More likely then might be a combination of short term pragmatism with some detailed measures and a longer term promise of reform – sticking with the current system for now but with a commitment to additional investment (and reform) towards the end of the parliament. Perhaps even a further review into how to finance higher education sustainably and more fairly over the longer term? In time this is where change will really matter as the current system does look unsustainable and unaffordable pretty quickly. Considering that properly and at the right time is more likely to get a better long term result than a short term political solution that – after all is said and done – might only secure a precious few votes in 2015.

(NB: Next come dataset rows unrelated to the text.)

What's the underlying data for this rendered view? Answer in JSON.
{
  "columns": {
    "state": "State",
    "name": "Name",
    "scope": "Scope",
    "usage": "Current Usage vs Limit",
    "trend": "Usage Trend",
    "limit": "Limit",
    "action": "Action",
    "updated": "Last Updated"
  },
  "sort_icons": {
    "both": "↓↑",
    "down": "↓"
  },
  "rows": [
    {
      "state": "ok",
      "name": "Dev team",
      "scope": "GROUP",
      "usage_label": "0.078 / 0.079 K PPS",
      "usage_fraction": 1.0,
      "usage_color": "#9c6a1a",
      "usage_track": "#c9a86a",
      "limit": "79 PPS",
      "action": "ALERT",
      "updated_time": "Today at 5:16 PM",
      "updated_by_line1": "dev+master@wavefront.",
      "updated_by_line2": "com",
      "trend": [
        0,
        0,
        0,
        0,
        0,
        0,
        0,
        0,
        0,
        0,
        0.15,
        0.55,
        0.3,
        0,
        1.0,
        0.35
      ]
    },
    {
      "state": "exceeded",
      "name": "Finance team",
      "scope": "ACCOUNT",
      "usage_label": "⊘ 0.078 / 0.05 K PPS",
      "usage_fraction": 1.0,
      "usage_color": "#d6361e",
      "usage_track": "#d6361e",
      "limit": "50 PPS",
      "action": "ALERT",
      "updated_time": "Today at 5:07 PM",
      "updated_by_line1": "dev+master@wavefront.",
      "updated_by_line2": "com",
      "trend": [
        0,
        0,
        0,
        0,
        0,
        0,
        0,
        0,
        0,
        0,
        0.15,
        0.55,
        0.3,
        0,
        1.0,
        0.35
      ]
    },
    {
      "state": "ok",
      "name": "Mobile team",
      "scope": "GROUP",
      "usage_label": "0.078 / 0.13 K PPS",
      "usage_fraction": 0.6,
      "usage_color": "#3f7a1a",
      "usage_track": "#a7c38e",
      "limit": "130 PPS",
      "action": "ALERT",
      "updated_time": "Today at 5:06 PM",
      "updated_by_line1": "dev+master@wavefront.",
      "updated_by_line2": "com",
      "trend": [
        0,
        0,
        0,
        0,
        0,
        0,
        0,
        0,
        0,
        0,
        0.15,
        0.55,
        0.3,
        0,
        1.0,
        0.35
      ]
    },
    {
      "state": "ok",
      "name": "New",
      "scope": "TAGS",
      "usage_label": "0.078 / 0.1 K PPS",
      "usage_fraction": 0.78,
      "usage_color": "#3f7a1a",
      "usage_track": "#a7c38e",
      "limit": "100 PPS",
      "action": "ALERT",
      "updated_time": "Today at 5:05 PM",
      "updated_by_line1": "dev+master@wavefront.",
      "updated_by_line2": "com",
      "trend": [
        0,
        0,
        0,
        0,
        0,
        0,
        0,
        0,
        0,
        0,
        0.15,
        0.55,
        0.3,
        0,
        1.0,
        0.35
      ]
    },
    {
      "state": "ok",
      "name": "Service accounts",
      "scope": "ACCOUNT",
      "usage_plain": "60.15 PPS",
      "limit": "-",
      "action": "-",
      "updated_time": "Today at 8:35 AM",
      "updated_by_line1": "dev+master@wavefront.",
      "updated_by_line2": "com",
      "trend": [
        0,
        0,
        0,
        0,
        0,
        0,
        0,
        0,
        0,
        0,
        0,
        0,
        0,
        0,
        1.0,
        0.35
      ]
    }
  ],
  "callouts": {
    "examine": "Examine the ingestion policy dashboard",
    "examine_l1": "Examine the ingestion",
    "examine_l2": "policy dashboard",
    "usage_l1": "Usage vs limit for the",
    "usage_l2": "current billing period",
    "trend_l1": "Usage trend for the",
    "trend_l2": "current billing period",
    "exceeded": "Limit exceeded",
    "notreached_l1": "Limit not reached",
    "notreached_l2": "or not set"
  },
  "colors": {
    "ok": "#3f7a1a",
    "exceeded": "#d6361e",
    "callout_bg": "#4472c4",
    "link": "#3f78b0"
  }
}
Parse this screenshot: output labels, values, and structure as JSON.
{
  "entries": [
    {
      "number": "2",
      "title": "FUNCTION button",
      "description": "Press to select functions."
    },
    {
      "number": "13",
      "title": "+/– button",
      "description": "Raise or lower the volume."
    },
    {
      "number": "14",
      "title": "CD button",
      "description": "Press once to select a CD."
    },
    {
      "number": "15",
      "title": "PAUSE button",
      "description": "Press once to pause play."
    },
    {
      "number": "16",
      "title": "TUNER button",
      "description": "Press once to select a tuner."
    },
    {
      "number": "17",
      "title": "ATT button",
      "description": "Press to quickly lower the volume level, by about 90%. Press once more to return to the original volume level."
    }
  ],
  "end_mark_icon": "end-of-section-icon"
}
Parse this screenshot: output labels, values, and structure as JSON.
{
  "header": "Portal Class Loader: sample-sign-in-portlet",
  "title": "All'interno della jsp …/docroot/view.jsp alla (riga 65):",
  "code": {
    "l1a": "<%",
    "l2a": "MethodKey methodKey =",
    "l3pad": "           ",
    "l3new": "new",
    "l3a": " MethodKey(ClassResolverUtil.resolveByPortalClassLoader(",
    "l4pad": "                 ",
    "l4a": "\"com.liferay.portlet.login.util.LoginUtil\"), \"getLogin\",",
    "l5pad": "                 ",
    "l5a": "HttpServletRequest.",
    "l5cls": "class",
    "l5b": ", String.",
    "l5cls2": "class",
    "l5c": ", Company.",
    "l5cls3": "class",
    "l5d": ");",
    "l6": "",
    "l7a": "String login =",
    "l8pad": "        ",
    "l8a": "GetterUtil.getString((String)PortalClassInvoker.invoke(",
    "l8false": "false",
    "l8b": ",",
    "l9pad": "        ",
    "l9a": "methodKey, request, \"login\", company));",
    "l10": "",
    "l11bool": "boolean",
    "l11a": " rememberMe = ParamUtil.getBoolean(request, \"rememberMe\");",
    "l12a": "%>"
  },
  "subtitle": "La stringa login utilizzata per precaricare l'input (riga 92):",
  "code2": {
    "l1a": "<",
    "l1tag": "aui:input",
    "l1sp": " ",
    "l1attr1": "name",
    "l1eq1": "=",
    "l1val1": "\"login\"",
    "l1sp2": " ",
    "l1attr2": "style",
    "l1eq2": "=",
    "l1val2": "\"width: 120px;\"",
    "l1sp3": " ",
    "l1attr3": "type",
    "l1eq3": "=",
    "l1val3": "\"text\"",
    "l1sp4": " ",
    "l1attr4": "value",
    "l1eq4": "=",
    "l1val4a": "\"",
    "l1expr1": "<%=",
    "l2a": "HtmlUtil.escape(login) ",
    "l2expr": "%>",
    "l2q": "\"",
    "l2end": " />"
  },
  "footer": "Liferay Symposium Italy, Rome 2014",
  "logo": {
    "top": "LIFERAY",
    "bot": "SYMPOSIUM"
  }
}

Here’s another problem for any new government: rather than reduce fee levels, will some HEIs decide to pull out of the state sector entirely? Faced with a significant drop in fee income, it is inevitable that some senior academics will start to give serious thought to alternatives. So a new government will have to think about the alternative options, and in particular to persuading a small but influential group of VCs that their future lies in the public sector. The Scottish Government has pulled this off, but at a huge price – they protected HE budgets, but slashed the FE budget, which is not the most sensible strategy at a time of recession. So funding and steering higher education is likely to become what some like to call a ‘wicked problem’, easily defined but not so easily solved.